One year ago today I woke up from full abdominal repair surgery. I really don’t remember the pain at that time. But I vividly remember looking at the nurse aghast when she said I didn’t need to take off the corset I found I had been squeezed into when I wanted to go to the toilet. I’m not sure anything has struck me as so utterly ludicrous in my life. I vividly remember shuffling down the corridor the following day and feeling like if I stood up any straighter than a hunched crouch I might snap in two. I vividly remember reading a review of the procedure two weeks later, about a woman who was back out socialising at that stage and feeling utterly crushed. Yet again I was finding something harder than other people did. I vividly remember the pain in my heels from the pressure on them whilst I was sleeping sitting up in the 5 weeks post op because it was too sore to lie flat. I eventually ordered a really attractive pair of sheepskin booties from Amazon to help relieve the pressure and I’m pretty sure my husband has never seen me in the same light since 😂. (They helped a little but the pain was often much, much worse than the pain from the scar.)
I vividly remember the horror of trying to wash my hair for the first time, two weeks after surgery. The agony of hobbling round a 200m loop outside the house, which took about 10 minutes and quite a few tears. I remember feeling helpless when my children needed me. Desperate to be able to hold them and cuddle them. I remember battling through Phoebe’s first birthday party, unable to stand up straight and on my feet for hours until my stomach was swollen like a football. Being given a dressing down by my surgeon because nobody told me I needed to be having salt water baths to soak off the surgical glue which I thought was pen (he’s a treat ’em mean, keep ’em keen kind of guy and I owe him a lot – least of all an incredibly straight, flat scar). And all the time a prevailing sense of failure as the weeks passed and I wasn’t able to do the things I’d been told I should be able to do by now.
I vividly remember the unwavering support of my husband. The way the children, despite their young age, were so careful to avoid bumping me. The number of times my parents and in laws helped us out at home or by providing food or ferrying the children around. The kindest of messages from a lovely friend who knew somebody who had taken 8 weeks before they were strong enough to really get going again – a message so important in its timing I credit it with turning my state of mind around completely.
I vividly remember the point at which I started to feel like I might actually stand tall again one day, only to fall victim to a stomach bug and thank the highest heaven it hadn’t happened earlier, when even laughing was agony. Starting a new job before I could stand up straight and cringing at what people must be saying about the new girl who walked funny.

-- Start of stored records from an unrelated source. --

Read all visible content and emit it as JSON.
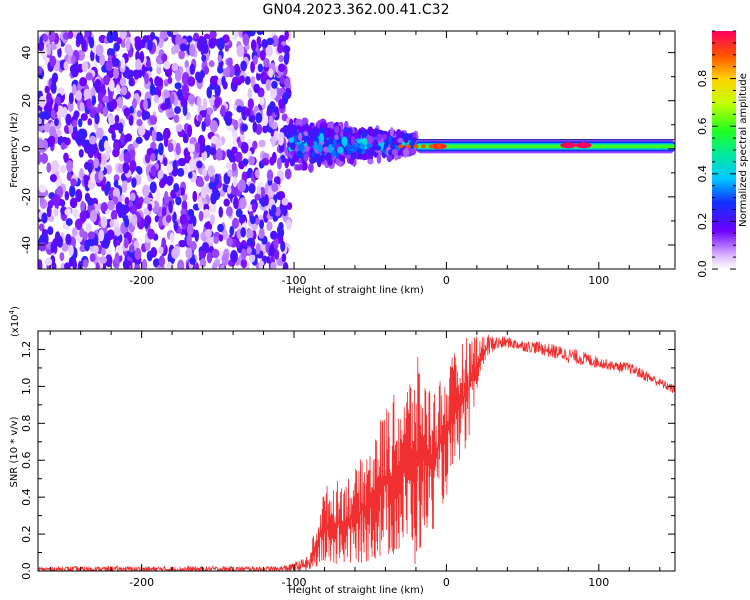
{
  "title": "GN04.2023.362.00.41.C32",
  "chart_data": [
    {
      "type": "heatmap",
      "name": "spectrogram",
      "xlabel": "Height of straight line (km)",
      "ylabel": "Frequency (Hz)",
      "xlim": [
        -268,
        150
      ],
      "ylim": [
        -50,
        49
      ],
      "xticks": [
        -200,
        -100,
        0,
        100
      ],
      "yticks": [
        -40,
        -20,
        0,
        20,
        40
      ],
      "xtick_labels": [
        "-200",
        "-100",
        "0",
        "100"
      ],
      "ytick_labels": [
        "-40",
        "-20",
        "0",
        "20",
        "40"
      ],
      "colorbar": {
        "label": "Normalized spectral amplitude",
        "range": [
          0,
          1
        ],
        "ticks": [
          0,
          0.2,
          0.4,
          0.6,
          0.8
        ],
        "tick_labels": [
          "0.0",
          "0.2",
          "0.4",
          "0.6",
          "0.8"
        ],
        "colormap": "rainbow"
      },
      "regions": [
        {
          "x": [
            -268,
            -103
          ],
          "freq": [
            -50,
            49
          ],
          "amplitude": [
            0.02,
            0.25
          ],
          "pattern": "broadband noise"
        },
        {
          "x": [
            -103,
            -20
          ],
          "freq": [
            -12,
            12
          ],
          "amplitude": [
            0.1,
            0.5
          ],
          "pattern": "narrowing band"
        },
        {
          "x": [
            -20,
            150
          ],
          "freq": [
            -2,
            3
          ],
          "amplitude": [
            0.4,
            1.0
          ],
          "pattern": "carrier line"
        }
      ],
      "peaks": [
        {
          "x": -5,
          "freq": 1,
          "amplitude": 0.95
        },
        {
          "x": 80,
          "freq": 1.5,
          "amplitude": 1.0
        },
        {
          "x": 90,
          "freq": 1.5,
          "amplitude": 1.0
        }
      ]
    },
    {
      "type": "line",
      "name": "snr",
      "xlabel": "Height of straight line (km)",
      "ylabel": "SNR (10 * v/v)",
      "ylabel_multiplier": "(x10",
      "ylabel_multiplier_exp": "4",
      "ylabel_multiplier_close": ")",
      "xlim": [
        -268,
        150
      ],
      "ylim": [
        0,
        1.3
      ],
      "xticks": [
        -200,
        -100,
        0,
        100
      ],
      "yticks": [
        0,
        0.2,
        0.4,
        0.6,
        0.8,
        1.0,
        1.2
      ],
      "xtick_labels": [
        "-200",
        "-100",
        "0",
        "100"
      ],
      "ytick_labels": [
        "0.0",
        "0.2",
        "0.4",
        "0.6",
        "0.8",
        "1.0",
        "1.2"
      ],
      "color": "#f03030",
      "x": [
        -268,
        -250,
        -200,
        -150,
        -110,
        -100,
        -90,
        -80,
        -70,
        -60,
        -50,
        -40,
        -30,
        -25,
        -20,
        -15,
        -10,
        -5,
        0,
        5,
        10,
        15,
        20,
        25,
        30,
        40,
        50,
        60,
        70,
        80,
        90,
        100,
        110,
        120,
        130,
        140,
        150
      ],
      "y": [
        0.01,
        0.01,
        0.01,
        0.01,
        0.01,
        0.02,
        0.04,
        0.15,
        0.22,
        0.25,
        0.3,
        0.36,
        0.45,
        0.55,
        0.58,
        0.62,
        0.68,
        0.75,
        0.82,
        0.95,
        1.05,
        1.12,
        1.18,
        1.21,
        1.23,
        1.24,
        1.22,
        1.21,
        1.19,
        1.17,
        1.15,
        1.13,
        1.11,
        1.1,
        1.06,
        1.02,
        0.98
      ],
      "envelope_max": [
        0.02,
        0.03,
        0.03,
        0.03,
        0.03,
        0.05,
        0.1,
        0.46,
        0.5,
        0.55,
        0.7,
        0.9,
        1.0,
        1.05,
        1.18,
        1.1,
        1.0,
        1.05,
        1.1,
        1.18,
        1.25,
        1.28,
        1.3,
        1.27,
        1.27,
        1.26,
        1.25,
        1.24,
        1.22,
        1.2,
        1.18,
        1.16,
        1.13,
        1.12,
        1.08,
        1.04,
        1.0
      ],
      "envelope_min": [
        0.0,
        0.0,
        0.0,
        0.0,
        0.0,
        0.0,
        0.01,
        0.02,
        0.02,
        0.03,
        0.05,
        0.06,
        0.08,
        0.1,
        0.0,
        0.15,
        0.2,
        0.3,
        0.4,
        0.5,
        0.62,
        0.7,
        0.95,
        1.1,
        1.18,
        1.2,
        1.19,
        1.17,
        1.14,
        1.12,
        1.1,
        1.1,
        1.08,
        1.06,
        1.02,
        0.99,
        0.95
      ]
    }
  ]
}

I don’t remember the moment we came out the other side. I started to walk a little taller. I held my baby girl. It was even better than holding her for the first time when she was born because her face was pure bliss. I picked up my own children from nursery without a chaperone. I managed my heel taps doing my physio exercises. 6 months post op I started to run. Well, walk really as I did the Couch to 5k but let’s not split hairs.

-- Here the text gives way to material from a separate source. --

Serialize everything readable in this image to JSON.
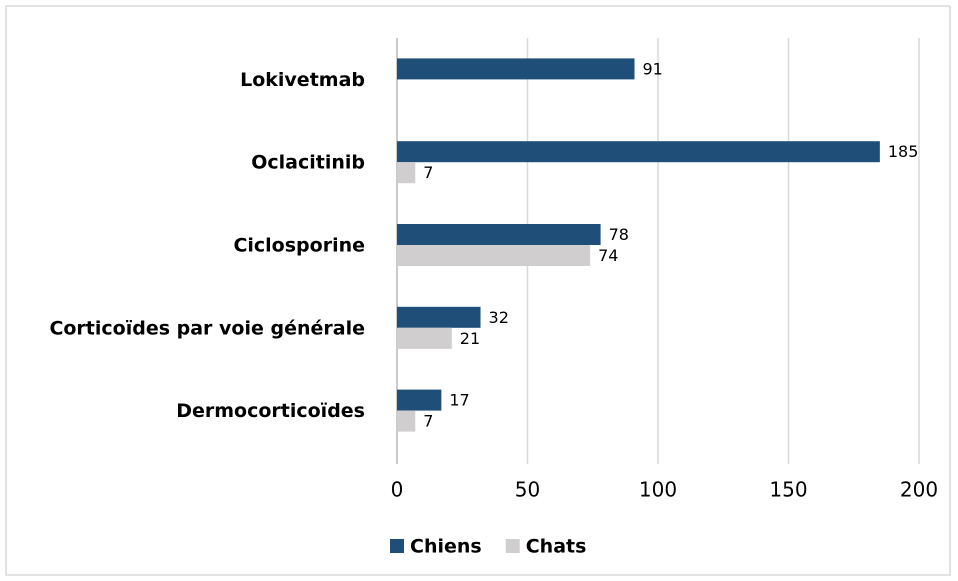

Something in me changed. There was a monumental shift. Positive actions follow a positive mindset. You grit your teeth, you allow people to help and you give yourself a break. You put one foot in front of the other and you keep on running.
And keep on running I have. Running has given me an entirely new perspective on life. Dramatic I know. I can feel you rolling your eyes. But it has an incredibly powerful effect on the mind. You can tell yourself you can do something and you can. It might be slow and it might not be as stylish as someone else can do it. But you can get to the end. I now run 5k three times a week and I’m moving up to 10k. I went to Parkrun on my own, shaking like a leaf, and I went back again because it wasn’t hideous – I loved it (when it was over…ahem…). My mantra is simple. Don’t stop until you reach the end, even if you feel like you’re practically going backwards at times. Even if you’re the slowest person in the race. At least you showed up to the race.

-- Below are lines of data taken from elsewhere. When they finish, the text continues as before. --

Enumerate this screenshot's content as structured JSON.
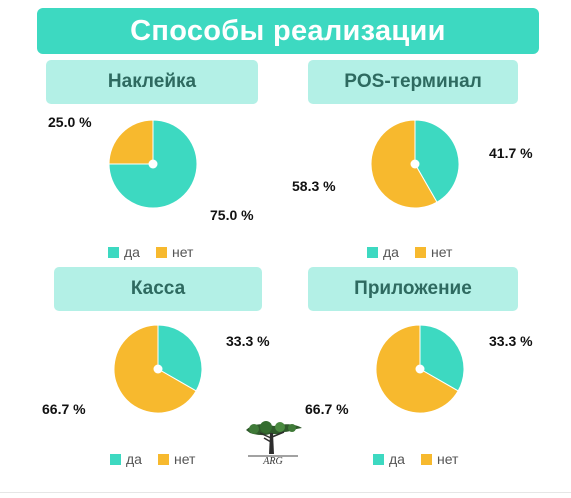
{
  "title": "Способы реализации",
  "colors": {
    "yes": "#3dd9c1",
    "no": "#f7b92e",
    "center": "#ffffff"
  },
  "legend": {
    "yes": "да",
    "no": "нет"
  },
  "chart_data": [
    {
      "type": "pie",
      "title": "Наклейка",
      "categories": [
        "да",
        "нет"
      ],
      "values": [
        75.0,
        25.0
      ],
      "labels": [
        "75.0 %",
        "25.0 %"
      ]
    },
    {
      "type": "pie",
      "title": "POS-терминал",
      "categories": [
        "да",
        "нет"
      ],
      "values": [
        41.7,
        58.3
      ],
      "labels": [
        "41.7 %",
        "58.3 %"
      ]
    },
    {
      "type": "pie",
      "title": "Касса",
      "categories": [
        "да",
        "нет"
      ],
      "values": [
        33.3,
        66.7
      ],
      "labels": [
        "33.3 %",
        "66.7 %"
      ]
    },
    {
      "type": "pie",
      "title": "Приложение",
      "categories": [
        "да",
        "нет"
      ],
      "values": [
        33.3,
        66.7
      ],
      "labels": [
        "33.3 %",
        "66.7 %"
      ]
    }
  ],
  "logo_text": "ARG"
}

Not one run goes past where I don’t feel total and utter joy at the way my body can move. Where I don’t wonder at how far I’ve come. At how grateful I am that, for now at least, I can push myself to see how far I can really go. Without the surgery, I wouldn’t have had the core strength – nor the self confidence – to do that. And the really sad thing is that thousands of women are told every day about various issues after childbirth that “these things happen”. Yes, these things do happen, but if you find yourself at the extreme end of it, there are options out there. Please ask about them. Please push for them. Please consider them. Please value yourself enough.
One year ago today I took the biggest leap into the unknown. And for once in my life, as an anxious person who never gives herself credit for anything, I feel like I did ok. One year ago, today felt a lifetime away. An impossible mountain to climb. And yet here we are.